Let N
be an a compile time unsigned integer.
GCC can optimize
unsigned sum = 0;
for(unsigned i=0; i<N; i++) sum += a; // a is an unsigned integer
to simply a*N
. This can be understood since modular arithmetic says (a%k + b%k)%k = (a+b)%k
.
However GCC will not optimize
float sum = 0;
for(unsigned i=0; i<N; i++) sum += a; // a is a float
to a*(float)N
.
But by using associative math with e.g. -Ofast
I discovered that GCC can reduce this in order log2(N)
steps. E.g for N=8
it can do the sum in three additions.
sum = a + a
sum = sum + sum // (a + a) + (a + a)
sum = sum + sum // ((a + a) + (a + a)) + ((a + a) + (a + a))

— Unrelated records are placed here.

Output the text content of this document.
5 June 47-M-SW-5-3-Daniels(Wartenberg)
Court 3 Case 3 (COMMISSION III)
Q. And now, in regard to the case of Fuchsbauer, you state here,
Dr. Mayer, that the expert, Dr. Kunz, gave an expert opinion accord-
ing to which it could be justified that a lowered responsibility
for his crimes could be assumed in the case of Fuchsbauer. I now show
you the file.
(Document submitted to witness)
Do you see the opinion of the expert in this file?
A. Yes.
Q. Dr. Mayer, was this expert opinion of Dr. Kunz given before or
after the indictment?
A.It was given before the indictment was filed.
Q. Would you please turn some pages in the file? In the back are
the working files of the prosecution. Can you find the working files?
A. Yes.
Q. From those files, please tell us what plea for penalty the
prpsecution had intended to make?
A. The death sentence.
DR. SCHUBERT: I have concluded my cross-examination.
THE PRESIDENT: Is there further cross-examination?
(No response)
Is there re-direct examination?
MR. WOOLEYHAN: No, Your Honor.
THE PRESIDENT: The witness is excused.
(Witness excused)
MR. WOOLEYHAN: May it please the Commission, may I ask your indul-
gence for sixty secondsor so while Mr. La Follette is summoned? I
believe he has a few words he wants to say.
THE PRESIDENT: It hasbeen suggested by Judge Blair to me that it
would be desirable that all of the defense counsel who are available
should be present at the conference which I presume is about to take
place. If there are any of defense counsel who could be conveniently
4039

Though some point after N=16
GCC goes back to doing N-1
sums.
My question is why does GCC not do a*(float)N
with -Ofast
?
Instead of being O(N)
or O(Log(N))
it could be simply O(1)
. Since N
is known at compile time it's possible to determine if N
fits in a float. And even if N
is too large for a float it could do sum =a*(float)(N & 0x0000ffff) + a*(float)(N & ffff0000)

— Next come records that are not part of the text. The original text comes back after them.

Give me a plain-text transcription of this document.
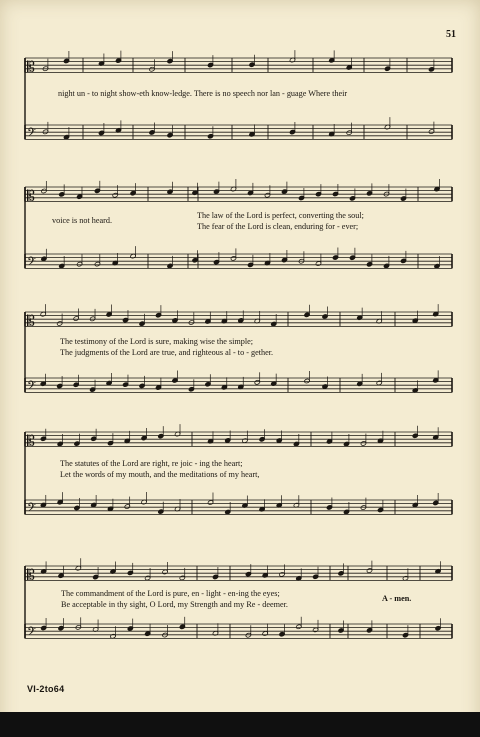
51
𝄡
𝄢
𝄡
𝄢
𝄡
𝄢
𝄡
𝄢
𝄡
𝄢
night un - to night show-eth know-ledge. There is no speech nor lan - guage Where their
voice is not heard.
The law of the Lord is perfect, converting the soul;
The fear of the Lord is clean, enduring for - ever;
The testimony of the Lord is sure, making wise the simple;
The judgments of the Lord are true, and righteous al - to - gether.
The statutes of the Lord are right, re joic - ing the heart;
Let the words of my mouth, and the meditations of my heart,
The commandment of the Lord is pure, en - light - en-ing the eyes;
Be acceptable in thy sight, O Lord, my Strength and my Re - deemer.
A - men.
VI-2to64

. In fact, I did a little test to check the accuracy and a*(float)N
is more accurate anyway (see the code and results below).
//gcc -O3 foo.c
//don't use -Ofast or -ffast-math or -fassociative-math
#include <stdio.h>
float sumf(float a, int n)
{
float sum = 0;
for(int i=0; i<n; i++) sum += a;
return sum;
}
float sumf_kahan(float a, int n)
{
float sum = 0;
float c = 0;
for(int i=0; i<n; i++) {
float y = a - c;
float t = sum + y;
c = (t -sum) - y;
sum = t;
}
return sum;
}
float mulf(float a, int n)
{
return a*n;
}
int main(void)
{
int n = 1<<24;
float a = 3.14159;
float t1 = sumf(a,n);
float t2 = sumf_kahan(a,n);
float t3 = mulf(a,n);
printf("%f %f %f\n",t1,t2,t3);
}
The result is 61848396.000000 52707136.000000 52707136.000000
which shows that multiplication and the Kahan summation have the same result which I think shows that the multiplication is more accurate than the simple sum.